PSI and its partners will conduct a feasibility study for development of a revolving loan fund that would finance low-interest loans for residential shoreline projects like hard armor removal, soft-shore stabilization, and elevating or moving homes landward to reduce flooding risk as sea level rises. The project is led by PSI research scientist Aimee Kinney and receives Environmental Protection Agency funding through the state-run Habitat Strategic Initiative.
Kinney says the study was inspired by a revolving loan fund that was used to improve shorelines in Maryland along the Chesapeake Bay. As loans are paid back in that fund, the money is then lent out again in a continuous, revolving cycle.
“This is a common tool for environmental improvement projects,” Kinney says. “Revolving loan funds have been a successful way to incentivize people to invest in sometimes expensive projects. This study will look at whether a fund could work here.”
The study will focus on private property owners because experts believe that is where the most progress can be made. “Much of the damage to our shorelines occurred because of these small, residential armoring projects, so regional partners have been focusing restoration efforts on that same scale,“ Kinney says. More than 25% of Puget Sound’s shoreline is classified as “armored” with structures such as bulkheads and seawalls.
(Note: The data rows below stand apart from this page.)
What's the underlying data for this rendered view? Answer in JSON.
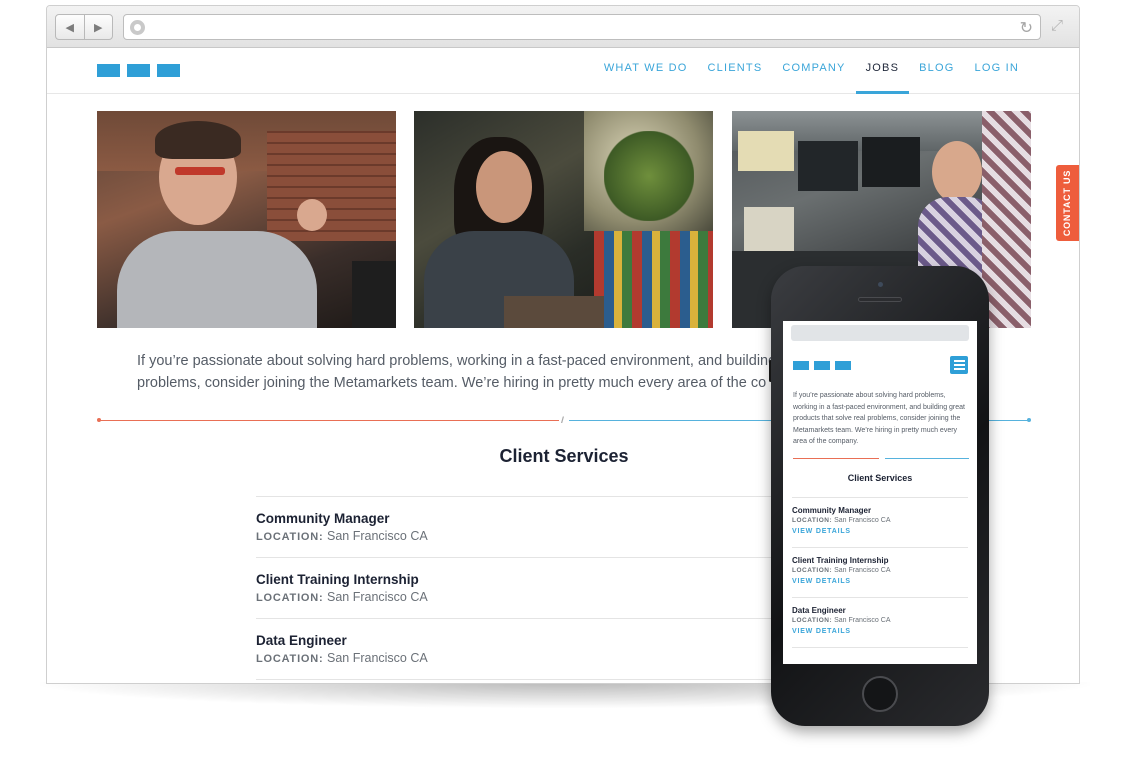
{
  "browser": {
    "back_icon": "back-arrow-icon",
    "forward_icon": "forward-arrow-icon",
    "url": "",
    "globe_icon": "globe-icon",
    "reload_icon": "reload-icon",
    "expand_icon": "expand-icon"
  },
  "header": {
    "nav": [
      {
        "label": "WHAT WE DO",
        "active": false
      },
      {
        "label": "CLIENTS",
        "active": false
      },
      {
        "label": "COMPANY",
        "active": false
      },
      {
        "label": "JOBS",
        "active": true
      },
      {
        "label": "BLOG",
        "active": false
      },
      {
        "label": "LOG IN",
        "active": false
      }
    ]
  },
  "intro": {
    "line1": "If you’re passionate about solving hard problems, working in a fast-paced environment, and building",
    "line2": "problems, consider joining the Metamarkets team. We’re hiring in pretty much every area of the co"
  },
  "section": {
    "title": "Client Services"
  },
  "jobs": [
    {
      "title": "Community Manager",
      "location_label": "LOCATION:",
      "location": "San Francisco CA"
    },
    {
      "title": "Client Training Internship",
      "location_label": "LOCATION:",
      "location": "San Francisco CA"
    },
    {
      "title": "Data Engineer",
      "location_label": "LOCATION:",
      "location": "San Francisco CA"
    }
  ],
  "contact_tab": {
    "label": "CONTACT US"
  },
  "mobile": {
    "intro": "If you’re passionate about solving hard problems, working in a fast-paced environment, and building great products that solve real problems, consider joining the Metamarkets team. We’re hiring in pretty much every area of the company.",
    "title": "Client Services",
    "view_details": "VIEW DETAILS",
    "menu_icon": "hamburger-menu-icon"
  },
  "colors": {
    "accent_blue": "#2f9fd7",
    "accent_red": "#ee5d3c",
    "heading": "#1c2233"
  }
}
Shoreline armoring has been shown to hurt salmon and degrade beaches in Puget Sound, and several large armor removal projects on public shorelines have been completed. Programs such as Shore Friendly, a multi-agency outreach effort with funding from the Environmental Protection Agency turned the attention toward private landowners, and Kinney hopes the revolving loan fun can help support their work to catalyze the removal of seawalls all over the region. The study is expected to wrap up in late 2020.